They were strange words to be uttered, as they were, by a pale, haggard, half-starved looking young fellow in a dingy, comfortless room on the top floor of a South London tenement-house; and yet there was a triumphant ring in his voice, and a clear, bright flush on his thin cheeks that spoke at least for his own absolute belief in their truth.

Let us see how far he was justified in that belief.

To begin at the beginning, Richard Arnold was one of those men whom the world is wont to call dreamers and enthusiasts before they succeed, and heaven-born geniuses and benefactors of humanity afterwards.

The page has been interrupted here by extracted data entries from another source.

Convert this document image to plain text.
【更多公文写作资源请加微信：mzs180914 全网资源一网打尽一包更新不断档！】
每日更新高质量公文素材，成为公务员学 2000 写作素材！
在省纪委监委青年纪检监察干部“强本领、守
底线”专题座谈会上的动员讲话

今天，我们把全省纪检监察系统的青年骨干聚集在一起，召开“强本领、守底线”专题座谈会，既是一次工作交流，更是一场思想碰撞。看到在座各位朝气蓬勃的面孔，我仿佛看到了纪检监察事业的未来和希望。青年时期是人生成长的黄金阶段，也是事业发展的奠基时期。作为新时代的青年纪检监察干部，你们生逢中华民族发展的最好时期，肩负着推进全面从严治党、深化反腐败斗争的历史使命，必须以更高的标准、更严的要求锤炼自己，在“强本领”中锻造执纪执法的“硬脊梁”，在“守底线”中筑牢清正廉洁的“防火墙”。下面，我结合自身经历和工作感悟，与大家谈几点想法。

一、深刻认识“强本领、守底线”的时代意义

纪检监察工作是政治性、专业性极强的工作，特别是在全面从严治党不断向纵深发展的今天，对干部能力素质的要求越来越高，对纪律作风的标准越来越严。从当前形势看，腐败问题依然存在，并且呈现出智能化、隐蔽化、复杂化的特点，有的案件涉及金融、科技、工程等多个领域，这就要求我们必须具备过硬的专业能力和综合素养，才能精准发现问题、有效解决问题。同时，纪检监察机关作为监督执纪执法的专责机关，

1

He was twenty-six, and for nearly six years past he had devoted himself, soul and body, to a single idea--to the so far unsolved problem of aerial navigation.

This idea had haunted him ever since he had been able to think logically at all--first dimly at school, and then more clearly at college, where he had carried everything before him in mathematics and natural science, until it had at last become a ruling passion that crowded everything else out of his life, and made him, commercially speaking, that most useless of social units--a one-idea'd man, whose idea could not be put into working form.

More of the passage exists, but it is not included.